P222 Chronic pain is common in Paediatric Inflammatory Bowel Disease and impacts quality of life

Mardare, R.(1)*;Eskell, L.(1);Machta, J.(1);Fell, J.M.E.(1);Thangarajah, D.(1);

(1)Chelsea and Westminster Hospital, Paediatric Gastroenterology, London, United Kingdom;


Prevalence of chronic pain (CP) is reported as 38% in adult inflammatory bowel disease (IBD), with a significant impact on quality of life, functional and social outcomes 1,2,3.  Prevalence and attributes of chronic pain are unknown in paediatric IBD. Aim: evaluate the prevalence, disease related factors, and impact on quality of life (QOL) of CP.

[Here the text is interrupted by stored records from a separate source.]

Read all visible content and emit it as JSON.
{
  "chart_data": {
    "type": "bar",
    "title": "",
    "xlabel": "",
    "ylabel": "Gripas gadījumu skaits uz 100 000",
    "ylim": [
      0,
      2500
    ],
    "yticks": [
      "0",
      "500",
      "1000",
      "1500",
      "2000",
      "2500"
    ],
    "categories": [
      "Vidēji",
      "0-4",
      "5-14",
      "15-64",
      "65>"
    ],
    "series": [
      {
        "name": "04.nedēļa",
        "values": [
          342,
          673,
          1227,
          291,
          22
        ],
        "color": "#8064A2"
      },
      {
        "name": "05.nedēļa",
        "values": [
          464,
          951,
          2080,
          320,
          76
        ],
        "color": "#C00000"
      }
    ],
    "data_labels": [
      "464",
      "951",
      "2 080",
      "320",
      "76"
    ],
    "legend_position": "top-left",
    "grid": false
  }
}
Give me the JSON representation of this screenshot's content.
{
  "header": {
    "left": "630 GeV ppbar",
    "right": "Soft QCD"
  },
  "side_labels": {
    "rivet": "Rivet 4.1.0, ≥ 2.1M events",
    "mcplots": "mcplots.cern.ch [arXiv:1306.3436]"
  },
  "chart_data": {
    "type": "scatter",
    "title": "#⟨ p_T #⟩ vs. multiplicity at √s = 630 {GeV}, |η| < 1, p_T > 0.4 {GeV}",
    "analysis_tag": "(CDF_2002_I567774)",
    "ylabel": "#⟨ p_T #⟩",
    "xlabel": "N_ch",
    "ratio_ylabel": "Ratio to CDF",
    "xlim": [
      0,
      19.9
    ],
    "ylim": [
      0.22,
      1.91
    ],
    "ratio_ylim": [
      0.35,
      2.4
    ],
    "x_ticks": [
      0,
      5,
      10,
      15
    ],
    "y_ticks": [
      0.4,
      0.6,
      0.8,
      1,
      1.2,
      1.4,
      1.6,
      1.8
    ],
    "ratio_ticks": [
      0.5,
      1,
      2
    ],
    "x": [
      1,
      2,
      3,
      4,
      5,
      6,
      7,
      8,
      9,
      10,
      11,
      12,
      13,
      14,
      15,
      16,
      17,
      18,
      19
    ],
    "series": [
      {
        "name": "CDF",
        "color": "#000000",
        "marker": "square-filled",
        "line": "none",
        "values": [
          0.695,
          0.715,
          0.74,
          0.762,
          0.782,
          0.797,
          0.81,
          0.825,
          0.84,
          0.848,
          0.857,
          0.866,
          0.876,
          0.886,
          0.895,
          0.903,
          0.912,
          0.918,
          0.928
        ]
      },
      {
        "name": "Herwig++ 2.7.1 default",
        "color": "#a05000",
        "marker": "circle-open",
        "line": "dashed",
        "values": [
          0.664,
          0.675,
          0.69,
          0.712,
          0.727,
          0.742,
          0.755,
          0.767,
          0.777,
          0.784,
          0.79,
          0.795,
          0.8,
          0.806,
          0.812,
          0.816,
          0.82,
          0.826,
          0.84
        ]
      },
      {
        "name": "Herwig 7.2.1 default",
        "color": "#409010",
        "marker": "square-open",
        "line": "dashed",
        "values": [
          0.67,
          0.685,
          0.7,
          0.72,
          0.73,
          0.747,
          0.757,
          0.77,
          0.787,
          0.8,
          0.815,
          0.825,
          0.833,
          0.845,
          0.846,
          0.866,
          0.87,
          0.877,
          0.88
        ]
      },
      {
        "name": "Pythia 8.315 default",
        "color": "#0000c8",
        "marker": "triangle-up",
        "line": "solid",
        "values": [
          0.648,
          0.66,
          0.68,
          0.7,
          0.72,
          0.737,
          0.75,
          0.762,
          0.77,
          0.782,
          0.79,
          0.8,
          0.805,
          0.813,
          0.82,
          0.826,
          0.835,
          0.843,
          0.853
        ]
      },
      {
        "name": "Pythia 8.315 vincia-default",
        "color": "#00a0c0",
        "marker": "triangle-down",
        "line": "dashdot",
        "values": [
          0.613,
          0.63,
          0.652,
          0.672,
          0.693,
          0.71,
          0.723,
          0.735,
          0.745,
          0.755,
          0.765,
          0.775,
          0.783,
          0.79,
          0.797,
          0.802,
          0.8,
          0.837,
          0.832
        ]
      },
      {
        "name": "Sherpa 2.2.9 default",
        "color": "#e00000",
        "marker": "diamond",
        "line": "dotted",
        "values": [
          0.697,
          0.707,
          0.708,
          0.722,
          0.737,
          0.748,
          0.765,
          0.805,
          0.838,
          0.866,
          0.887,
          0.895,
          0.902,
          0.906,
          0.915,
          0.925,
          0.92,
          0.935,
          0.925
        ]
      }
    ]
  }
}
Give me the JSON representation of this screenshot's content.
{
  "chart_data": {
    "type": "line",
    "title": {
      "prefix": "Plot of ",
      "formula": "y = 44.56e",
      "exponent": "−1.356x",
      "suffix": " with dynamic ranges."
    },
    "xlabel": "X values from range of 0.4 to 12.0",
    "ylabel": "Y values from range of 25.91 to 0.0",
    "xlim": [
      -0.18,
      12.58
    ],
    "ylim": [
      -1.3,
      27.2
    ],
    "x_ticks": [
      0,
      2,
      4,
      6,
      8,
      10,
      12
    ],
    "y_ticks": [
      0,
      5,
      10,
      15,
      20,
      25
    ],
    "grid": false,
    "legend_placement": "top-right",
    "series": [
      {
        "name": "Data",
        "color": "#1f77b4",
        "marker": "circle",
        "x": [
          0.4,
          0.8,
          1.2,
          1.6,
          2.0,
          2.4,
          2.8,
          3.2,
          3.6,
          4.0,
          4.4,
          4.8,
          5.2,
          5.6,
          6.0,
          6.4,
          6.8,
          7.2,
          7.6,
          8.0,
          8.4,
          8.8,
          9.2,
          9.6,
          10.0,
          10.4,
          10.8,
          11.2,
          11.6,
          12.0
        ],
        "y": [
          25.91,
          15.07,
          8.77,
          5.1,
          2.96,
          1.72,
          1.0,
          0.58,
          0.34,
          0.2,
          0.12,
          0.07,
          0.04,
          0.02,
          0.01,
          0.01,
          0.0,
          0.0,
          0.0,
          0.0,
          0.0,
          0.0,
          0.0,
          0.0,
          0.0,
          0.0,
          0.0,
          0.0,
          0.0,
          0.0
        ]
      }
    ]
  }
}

Prospective, cross-sectional single centre study included 41 children, (8 -18 years), of a predominantly CD cohort 29/41, (70%). Patients and their parents completed validated age-appropriate pain questionnaires4 and IMPACT III QOL questionnaire for IBD5. CP was defined mild and moderate to severe, as per von Korff scale6. Disease specific parameters were recorded. CP and NP medians were compared using Mann-Whitney tests and proportions using Chi squared test (p<0.05).


CP was prevalent in 33/41 (80%) patients. Abdominal CP was common in 30/33 (90%), joint pain was present in 2/33, (6%) and headache in 1/33, (3%). CP subjects were adolescents with extensive and established disease, predominantly on biologics 26/33 (79%). Analgesia use was low 15/33 (45%), and there was no opiate use. There was no difference in Disease activity CP vs NP, defined by PCDAI, PUCAI, CRP and Faecal calprotectin. QOL life score was significantly lower in CP, there was no difference in body image QOL domain score in CP vs NP. Comorbidity was common 16/33 (48%) in the CP cohort, 5/16 (31%) had diagnoses that maybe associated with comorbid pain.

We have shown that anaemia and sleep disturbance may be a signal associated with CP (Fig 1).


CP is common in paediatric IBD, more common than previous adult studies. Unlike historic adult IBD cohorts, it is not associated with disease activity or related biomarkers. It is unknown whether functional pain co-exists in our cohort. CP significantly impacts emotional, wellbeing and social functioning in children with IBD. This is the first study to report on CP in children with IBD, strategies should target psychosocial intervention. Further studies are needed to evaluate potential effects of socioeconomic status, physical activity, anaemia and prevalence of functional pain in children with IBD. We recommend screening for CP in children with IBD as it is common.